Tom di Galoma, head of Treasurys trading at Jefferies & Co., characterized the mood of the bond market as "sheer panic." With turmoil in markets such as credit default swaps, which are essentially insurance policies against bond defaults, investors sought out alternative short-duration assets, he said.
The dollar was lower against other major currencies.
Commodities prices that have slumped in recent weeks amid growing signs of economic weakness, soared because of the appeal of hard assets.
Gold for December delivery shot up as much as $90.40, or 11.6 percent, to $870.90 an ounce in after-hours trading on the New York Mercantile Exchange after jumping $70 to settle at $850.50 in the regular session; that was its largest ever one-day gain in dollar terms.

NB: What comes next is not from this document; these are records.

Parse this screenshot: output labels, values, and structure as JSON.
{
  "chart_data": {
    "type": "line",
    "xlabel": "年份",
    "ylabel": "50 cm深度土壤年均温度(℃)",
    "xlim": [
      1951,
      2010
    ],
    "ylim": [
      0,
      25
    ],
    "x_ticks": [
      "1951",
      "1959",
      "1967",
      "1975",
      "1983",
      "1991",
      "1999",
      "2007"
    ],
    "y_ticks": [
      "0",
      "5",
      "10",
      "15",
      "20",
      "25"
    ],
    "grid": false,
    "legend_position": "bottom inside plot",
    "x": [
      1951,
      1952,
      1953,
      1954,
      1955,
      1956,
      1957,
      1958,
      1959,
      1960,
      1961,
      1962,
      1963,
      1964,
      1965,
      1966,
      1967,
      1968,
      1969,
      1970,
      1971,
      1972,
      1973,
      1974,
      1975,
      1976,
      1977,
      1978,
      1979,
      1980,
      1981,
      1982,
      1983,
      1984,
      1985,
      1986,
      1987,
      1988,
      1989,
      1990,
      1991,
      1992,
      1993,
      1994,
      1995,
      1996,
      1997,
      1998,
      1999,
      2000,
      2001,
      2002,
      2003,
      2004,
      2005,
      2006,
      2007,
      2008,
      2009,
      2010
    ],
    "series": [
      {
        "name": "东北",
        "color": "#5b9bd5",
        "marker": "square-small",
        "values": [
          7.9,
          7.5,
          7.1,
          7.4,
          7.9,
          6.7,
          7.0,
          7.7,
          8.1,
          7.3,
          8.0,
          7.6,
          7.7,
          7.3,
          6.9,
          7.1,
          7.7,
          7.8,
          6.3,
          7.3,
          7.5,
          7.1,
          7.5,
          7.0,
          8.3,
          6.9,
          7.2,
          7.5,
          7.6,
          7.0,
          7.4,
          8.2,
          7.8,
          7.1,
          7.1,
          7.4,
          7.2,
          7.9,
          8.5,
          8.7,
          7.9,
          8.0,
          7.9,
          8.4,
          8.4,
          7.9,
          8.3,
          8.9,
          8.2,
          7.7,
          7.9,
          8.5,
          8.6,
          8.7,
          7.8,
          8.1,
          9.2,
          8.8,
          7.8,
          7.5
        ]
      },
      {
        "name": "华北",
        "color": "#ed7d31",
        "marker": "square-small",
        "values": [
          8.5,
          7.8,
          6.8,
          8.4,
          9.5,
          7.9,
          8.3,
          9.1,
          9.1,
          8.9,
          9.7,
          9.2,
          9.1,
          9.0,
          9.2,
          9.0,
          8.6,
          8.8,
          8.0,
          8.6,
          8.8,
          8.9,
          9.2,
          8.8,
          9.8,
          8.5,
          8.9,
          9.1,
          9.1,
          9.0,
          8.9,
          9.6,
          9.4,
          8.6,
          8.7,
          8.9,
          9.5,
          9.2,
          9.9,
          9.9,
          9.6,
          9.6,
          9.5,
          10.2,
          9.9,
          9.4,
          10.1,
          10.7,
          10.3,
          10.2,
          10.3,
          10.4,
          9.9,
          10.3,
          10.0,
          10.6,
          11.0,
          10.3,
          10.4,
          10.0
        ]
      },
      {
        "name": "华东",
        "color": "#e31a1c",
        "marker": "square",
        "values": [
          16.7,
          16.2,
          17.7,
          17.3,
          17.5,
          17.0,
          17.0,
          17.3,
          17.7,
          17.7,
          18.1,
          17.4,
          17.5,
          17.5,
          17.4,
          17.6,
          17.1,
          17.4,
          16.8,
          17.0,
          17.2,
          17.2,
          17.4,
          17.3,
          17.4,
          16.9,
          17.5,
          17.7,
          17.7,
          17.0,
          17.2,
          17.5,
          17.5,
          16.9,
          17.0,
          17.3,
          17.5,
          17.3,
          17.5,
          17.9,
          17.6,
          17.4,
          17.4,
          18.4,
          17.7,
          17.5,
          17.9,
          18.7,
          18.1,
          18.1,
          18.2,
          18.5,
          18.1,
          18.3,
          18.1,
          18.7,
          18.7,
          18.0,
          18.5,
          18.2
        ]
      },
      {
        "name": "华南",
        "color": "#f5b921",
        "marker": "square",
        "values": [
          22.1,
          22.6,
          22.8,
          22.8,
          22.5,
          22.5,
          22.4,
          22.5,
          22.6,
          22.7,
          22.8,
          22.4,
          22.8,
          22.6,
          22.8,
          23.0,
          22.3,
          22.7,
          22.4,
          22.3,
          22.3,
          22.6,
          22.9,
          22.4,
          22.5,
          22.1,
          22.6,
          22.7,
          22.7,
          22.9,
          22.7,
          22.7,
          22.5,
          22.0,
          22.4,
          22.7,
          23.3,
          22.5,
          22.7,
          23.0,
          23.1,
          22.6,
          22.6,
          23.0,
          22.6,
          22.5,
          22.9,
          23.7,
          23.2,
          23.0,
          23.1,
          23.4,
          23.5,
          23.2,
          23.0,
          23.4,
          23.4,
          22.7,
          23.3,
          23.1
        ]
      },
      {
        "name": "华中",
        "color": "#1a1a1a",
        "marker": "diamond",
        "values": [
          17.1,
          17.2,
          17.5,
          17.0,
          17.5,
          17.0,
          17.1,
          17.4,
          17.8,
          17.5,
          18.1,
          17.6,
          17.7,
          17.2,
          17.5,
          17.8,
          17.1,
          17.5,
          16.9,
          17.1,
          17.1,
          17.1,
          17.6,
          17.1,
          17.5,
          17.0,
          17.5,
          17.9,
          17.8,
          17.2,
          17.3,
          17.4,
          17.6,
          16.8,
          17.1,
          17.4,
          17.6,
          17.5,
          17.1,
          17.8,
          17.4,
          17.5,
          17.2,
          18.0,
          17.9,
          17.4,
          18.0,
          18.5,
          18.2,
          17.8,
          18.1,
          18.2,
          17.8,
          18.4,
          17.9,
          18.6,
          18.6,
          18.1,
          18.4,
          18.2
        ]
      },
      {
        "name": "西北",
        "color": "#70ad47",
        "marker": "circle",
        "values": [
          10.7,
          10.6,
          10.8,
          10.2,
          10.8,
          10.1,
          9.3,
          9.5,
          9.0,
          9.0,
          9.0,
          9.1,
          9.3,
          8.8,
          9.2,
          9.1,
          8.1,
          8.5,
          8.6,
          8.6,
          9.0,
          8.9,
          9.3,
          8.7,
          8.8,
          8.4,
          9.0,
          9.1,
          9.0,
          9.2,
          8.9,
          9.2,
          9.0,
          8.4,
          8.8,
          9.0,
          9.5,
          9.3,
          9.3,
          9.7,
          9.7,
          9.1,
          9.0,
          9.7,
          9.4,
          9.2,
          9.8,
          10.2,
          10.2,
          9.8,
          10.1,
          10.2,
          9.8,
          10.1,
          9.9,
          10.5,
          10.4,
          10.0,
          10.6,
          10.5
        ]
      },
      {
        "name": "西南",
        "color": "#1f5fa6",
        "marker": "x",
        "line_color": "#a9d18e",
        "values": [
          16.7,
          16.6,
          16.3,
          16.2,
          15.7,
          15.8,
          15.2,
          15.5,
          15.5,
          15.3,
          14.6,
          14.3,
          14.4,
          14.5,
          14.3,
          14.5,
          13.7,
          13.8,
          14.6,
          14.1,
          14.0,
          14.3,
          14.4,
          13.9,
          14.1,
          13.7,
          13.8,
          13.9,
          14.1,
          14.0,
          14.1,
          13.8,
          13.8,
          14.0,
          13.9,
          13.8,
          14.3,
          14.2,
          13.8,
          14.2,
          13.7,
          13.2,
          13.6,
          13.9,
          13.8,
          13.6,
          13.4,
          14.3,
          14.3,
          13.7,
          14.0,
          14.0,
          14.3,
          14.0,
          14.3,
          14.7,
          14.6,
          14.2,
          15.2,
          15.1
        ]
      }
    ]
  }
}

Crude oil that had also skidded lower since midsummer $6.01 to settle at $97.16 a barrel on the Nymex after the government reported a drop in domestic crude and gas inventories. Oil dropped by about $10 a barrel on Monday and Tuesday.
The government took other measures Tuesday to help alleviate the turmoil in the markets. The Treasury said it will start selling bonds for the Fed to aid it with its lending efforts, while the Securities and Exchange Commission said it will strictly prohibit naked short-selling starting Thursday.
Short-selling occurs when traders borrow shares of a stock they expect will fall and sell them. If the stock does indeed fall, the traders buy the cheaper shares to cover the borrowed ones and profit from the difference. Naked short-selling occurs when sellers don't actually borrow the shares before selling them; it's a practice some say is partially responsible for the huge drop in the shares of investment banks like Lehman, Merrill Lynch and Bear Stearns Cos., which JPMorgan Chase & Co. bought earlier this year.
Among financial names getting hit, Goldman Sachs fell $18.51, or 14 percent, to $114.50 and Morgan Stanley fell $6.95, or 24 percent, to $21.75. AIG fell $1.70, or 45 percent, to $2.05.
Many of the investment banks are now being forced to pair up with regular banks, whose solid deposit base can provide ballast in a turbulent market.
"People are afraid of the unknown and they don't know what's on the books of these companies," said Joe Saluzzi, co-head of equity trading at Themis Trading. "The first reaction in a situation like this is to sell."
Saluzzi noted that surging gold prices and other measures of investors jitters indicate that anxiety is building.
Indeed, the Chicago Board Options Exchange's volatility index, known as the VIX, and often referred to as the "fear index," jumped nearly 15 percent to its highest close since 2002. A widely followed measure of financial stocks fell to its lowest close since mid-July.
Saluzzi is somewhat optimistic that the nervousness could be nearing a crescendo, which could squeeze out more investors and then clear the way for a snapback rally.
But the woes of the financial sector could also exacerbate problems facing other parts of the economy, given that individuals and businesses rely on the nation's money centers.
The Commerce Department reported Wednesday that home construction fell by 6.2 percent in August to 895,000 units, the slowest pace since January 1991. Slumping demand for houses, sinking home prices and mortgage defaults have been the catalysts behind Wall Street's turmoil — and the risky mortgage-backed assets held by the nation's banks are not apt to regain in value until the housing market turns around.
NYSE consolidated volume came to a very heavy 9.23 billion, little changed from Tuesday's 9.25 billion.
Overseas, Japan's Nikkei stock average rose 1.2 percent after AIG's rescue, but Hong Kong's Hang Seng index lost 3.6 percent. Britain's FTSE 100 fell 2.25 percent, Germany's DAX index fell 1.75 percent, and France's CAC-40 fell 2.14 percent.
Note:
It was reported, since the loan to AIG by the U.S. government, that the U.S. government has unlimited control on the company; which was previously thought illegal in the U.S.